|2013-10-16|
GNSS, Mapy, Firma
TomTom manipulował przy korkach?
W zeszłym tygodniu TomTom opublikował wyniki rzekomo niezależnych badań, które wykazały, że jego rozwiązania nawigacyjne deklasują konkurencję, jeśli chodzi o ostrzeganie przed korkami. Garmin i Inrix zarzucają jednak, że test był niewiarygodny – donosi serwis „GPS Business News”.
Przypomnijmy, że test przeprowadził Instytut Badań nad Transportem na Uniwersytecie Michigan. Wykorzystano w nim rozwiązania firm: TomTom, Garmin, Inrix oraz Google. Badanie wykazało m.in., że: • Przenośne urządzenie TomTom GO 2535 oraz aplikacja mobilna TomTom precyzyjnie zidentyfikowały odpowiednio 67 i 66 proc. korków w porównaniu z 52 proc. w przypadku Google i 38 proc. przypadku Inrix.
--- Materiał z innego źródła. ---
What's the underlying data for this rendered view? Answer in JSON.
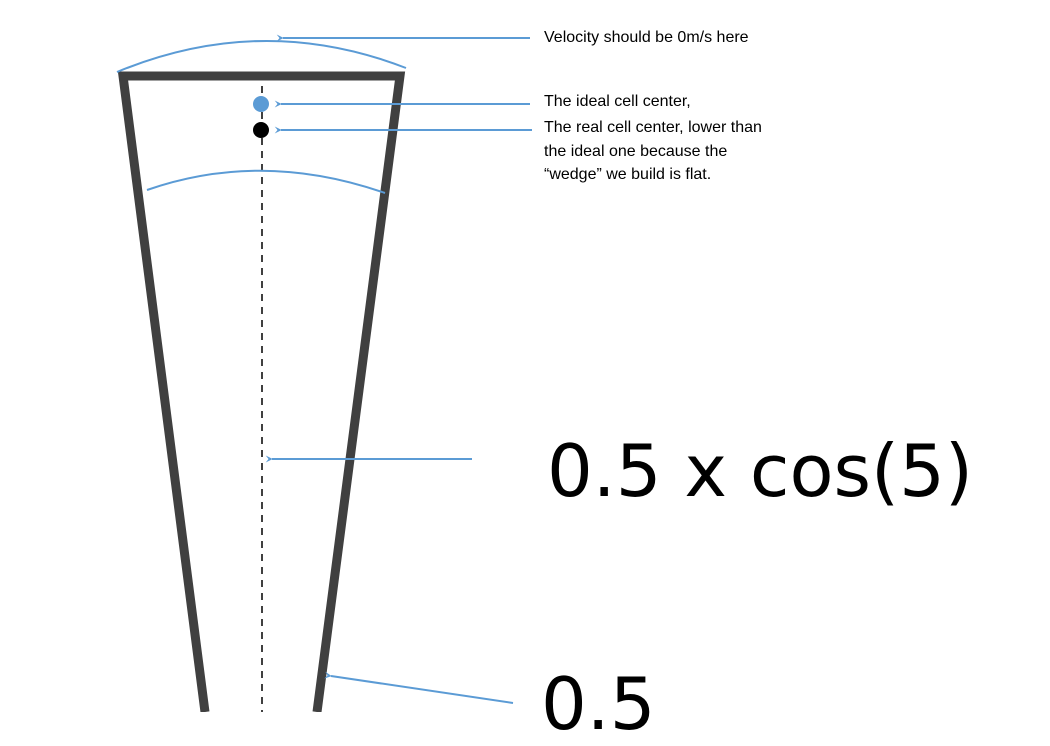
{
  "labels": {
    "velocity": "Velocity should be 0m/s here",
    "ideal_center": "The ideal cell center,",
    "real_center_line1": "The real cell center, lower than",
    "real_center_line2": "the ideal one because the",
    "real_center_line3": "“wedge” we build is flat.",
    "formula_cos": "0.5 x cos(5)",
    "formula_half": "0.5"
  },
  "colors": {
    "wedge_outline": "#404040",
    "accent_arrow": "#5b9bd5",
    "ideal_dot": "#5b9bd5",
    "real_dot": "#000000",
    "text": "#000000"
  }
}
Urządzenia Garmina dokładnie wskazały od 22 do 4 proc. korków. • TomTom uzyskał też najwyższy wynik (76 proc.) w przypadku zatorów na autostradach, zgłaszając 86 proc. dużych korków.
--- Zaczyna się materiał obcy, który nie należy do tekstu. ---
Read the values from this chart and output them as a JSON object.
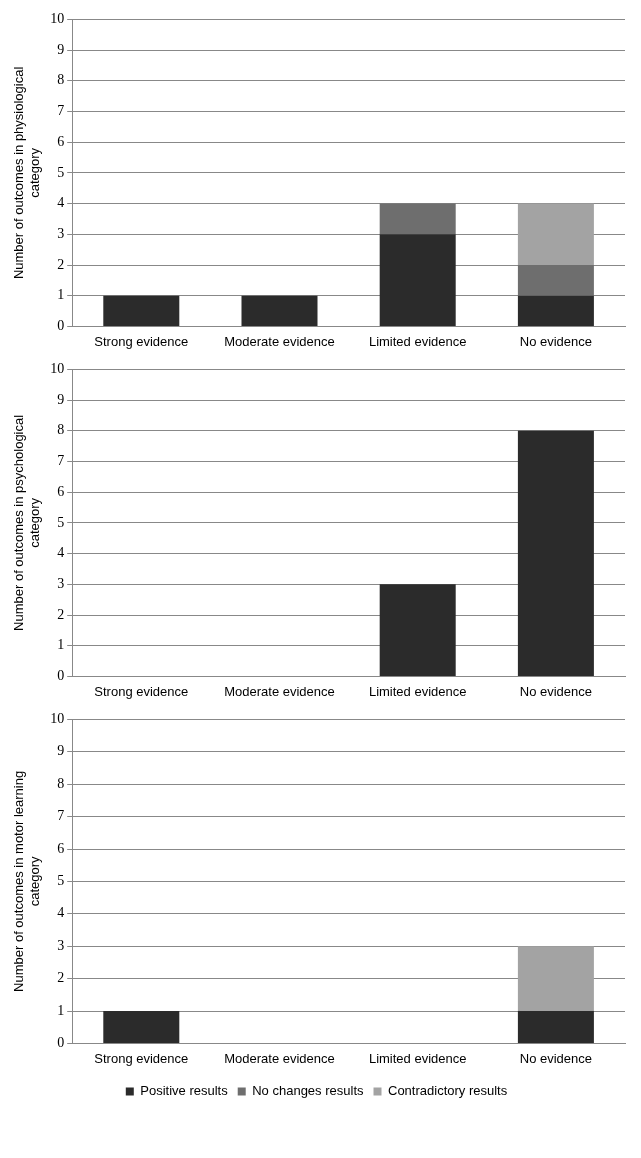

Komentarz firmy Inrix jest krótki, ale dobitny: „Nie wydaje nam się, że warto komentować badania, na które TomTom wyłożył 68 177 dolarów i wypadł w nich najlepiej”.
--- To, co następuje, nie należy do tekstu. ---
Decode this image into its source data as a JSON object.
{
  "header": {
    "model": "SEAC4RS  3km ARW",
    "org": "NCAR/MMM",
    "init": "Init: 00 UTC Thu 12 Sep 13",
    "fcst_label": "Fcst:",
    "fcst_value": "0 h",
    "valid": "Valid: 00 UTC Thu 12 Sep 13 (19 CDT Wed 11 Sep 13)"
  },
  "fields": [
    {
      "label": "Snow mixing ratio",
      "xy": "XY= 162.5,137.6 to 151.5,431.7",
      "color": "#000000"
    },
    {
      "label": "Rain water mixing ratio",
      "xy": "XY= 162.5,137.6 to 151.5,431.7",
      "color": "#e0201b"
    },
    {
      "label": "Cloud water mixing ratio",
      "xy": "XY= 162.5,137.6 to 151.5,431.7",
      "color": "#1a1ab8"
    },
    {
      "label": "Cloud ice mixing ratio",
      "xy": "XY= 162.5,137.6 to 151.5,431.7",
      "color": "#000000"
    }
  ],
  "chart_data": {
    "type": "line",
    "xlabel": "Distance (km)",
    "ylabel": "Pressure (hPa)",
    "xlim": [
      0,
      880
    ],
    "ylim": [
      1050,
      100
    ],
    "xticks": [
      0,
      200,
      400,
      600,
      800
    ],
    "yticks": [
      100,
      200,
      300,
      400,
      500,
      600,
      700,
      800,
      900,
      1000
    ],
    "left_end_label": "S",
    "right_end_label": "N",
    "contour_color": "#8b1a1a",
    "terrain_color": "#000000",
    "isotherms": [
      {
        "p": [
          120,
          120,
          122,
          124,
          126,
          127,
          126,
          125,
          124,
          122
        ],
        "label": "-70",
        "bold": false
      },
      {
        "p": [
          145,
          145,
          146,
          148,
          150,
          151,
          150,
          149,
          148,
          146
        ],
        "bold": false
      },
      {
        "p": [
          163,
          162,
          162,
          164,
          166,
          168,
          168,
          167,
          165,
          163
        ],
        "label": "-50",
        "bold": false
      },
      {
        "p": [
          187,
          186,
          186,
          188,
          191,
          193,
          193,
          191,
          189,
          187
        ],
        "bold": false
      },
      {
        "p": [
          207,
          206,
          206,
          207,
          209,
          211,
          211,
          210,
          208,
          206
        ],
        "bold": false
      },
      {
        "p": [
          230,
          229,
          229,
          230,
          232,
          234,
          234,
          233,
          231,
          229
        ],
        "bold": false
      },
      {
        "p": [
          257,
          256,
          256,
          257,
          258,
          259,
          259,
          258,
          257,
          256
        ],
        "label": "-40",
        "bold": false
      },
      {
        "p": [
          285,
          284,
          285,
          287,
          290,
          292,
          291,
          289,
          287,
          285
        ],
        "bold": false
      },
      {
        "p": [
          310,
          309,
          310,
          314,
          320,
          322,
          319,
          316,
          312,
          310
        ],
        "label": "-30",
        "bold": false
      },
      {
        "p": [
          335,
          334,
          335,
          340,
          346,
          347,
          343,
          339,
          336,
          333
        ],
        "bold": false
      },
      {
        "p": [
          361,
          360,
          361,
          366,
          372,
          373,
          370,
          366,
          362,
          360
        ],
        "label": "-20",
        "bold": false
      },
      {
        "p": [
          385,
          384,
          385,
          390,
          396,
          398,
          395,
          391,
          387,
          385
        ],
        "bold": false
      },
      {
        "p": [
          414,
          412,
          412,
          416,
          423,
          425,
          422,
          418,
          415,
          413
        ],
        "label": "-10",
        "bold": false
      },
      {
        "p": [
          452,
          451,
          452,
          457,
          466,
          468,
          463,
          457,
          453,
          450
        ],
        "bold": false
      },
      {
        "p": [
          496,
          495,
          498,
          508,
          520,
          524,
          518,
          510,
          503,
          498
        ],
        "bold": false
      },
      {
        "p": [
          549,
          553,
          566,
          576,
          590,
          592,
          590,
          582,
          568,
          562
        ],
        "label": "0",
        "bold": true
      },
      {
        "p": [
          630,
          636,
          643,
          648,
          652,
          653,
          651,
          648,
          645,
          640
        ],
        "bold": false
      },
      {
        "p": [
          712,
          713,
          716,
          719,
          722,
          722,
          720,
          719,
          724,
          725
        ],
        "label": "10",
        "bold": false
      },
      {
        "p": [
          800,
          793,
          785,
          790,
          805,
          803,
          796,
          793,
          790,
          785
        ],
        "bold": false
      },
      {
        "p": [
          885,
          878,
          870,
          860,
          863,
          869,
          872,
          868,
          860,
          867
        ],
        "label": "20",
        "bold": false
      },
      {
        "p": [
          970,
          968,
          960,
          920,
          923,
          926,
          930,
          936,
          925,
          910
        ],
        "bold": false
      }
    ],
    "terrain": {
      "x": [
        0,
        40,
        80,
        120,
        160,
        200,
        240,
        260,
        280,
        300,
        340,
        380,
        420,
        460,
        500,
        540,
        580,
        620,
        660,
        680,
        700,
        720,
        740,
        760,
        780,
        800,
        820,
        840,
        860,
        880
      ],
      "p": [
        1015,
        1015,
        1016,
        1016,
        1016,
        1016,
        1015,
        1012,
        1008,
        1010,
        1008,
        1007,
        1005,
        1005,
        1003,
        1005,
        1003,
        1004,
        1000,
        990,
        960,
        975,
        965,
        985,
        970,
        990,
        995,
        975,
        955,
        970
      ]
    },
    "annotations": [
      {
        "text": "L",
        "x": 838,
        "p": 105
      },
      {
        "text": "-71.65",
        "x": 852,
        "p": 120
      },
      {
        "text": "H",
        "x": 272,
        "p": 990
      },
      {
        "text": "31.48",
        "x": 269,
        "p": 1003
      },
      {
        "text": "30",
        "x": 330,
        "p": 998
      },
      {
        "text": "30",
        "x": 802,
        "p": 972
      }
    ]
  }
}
Bardziej wylewni okazali się przedstawiciele firmy Garmin. Podobnie jak Inrix, wypominają, że test był sponsorowany. Zwracają też uwagę, że do badań wykorzystano modele nawigacji Garmina sprzed 3-4 lat, które wycofano już z produkcji, i porównano je z najnowszymi rozwiązaniami TomToma. Od tego czasu Garmin wprowadził wiele udoskonaleń, jeśli chodzi o śledzenie ruchu drogowego – przekonuje spółka. W oświadczeniu poddaje ponadto w wątpliwość, czy przed testami zaktualizowano mapy oraz oprogramowanie. Kolejna dyskusyjna kwestia to porównywanie urządzeń, które pobierają dane o ruchu drogowym drogą radiową i komórkową. Brak informacji o korku mógł wynikać po prostu z tego, że w danym miejscu nie był dostępny sygnał radiowy – wyjaśnia Garmin.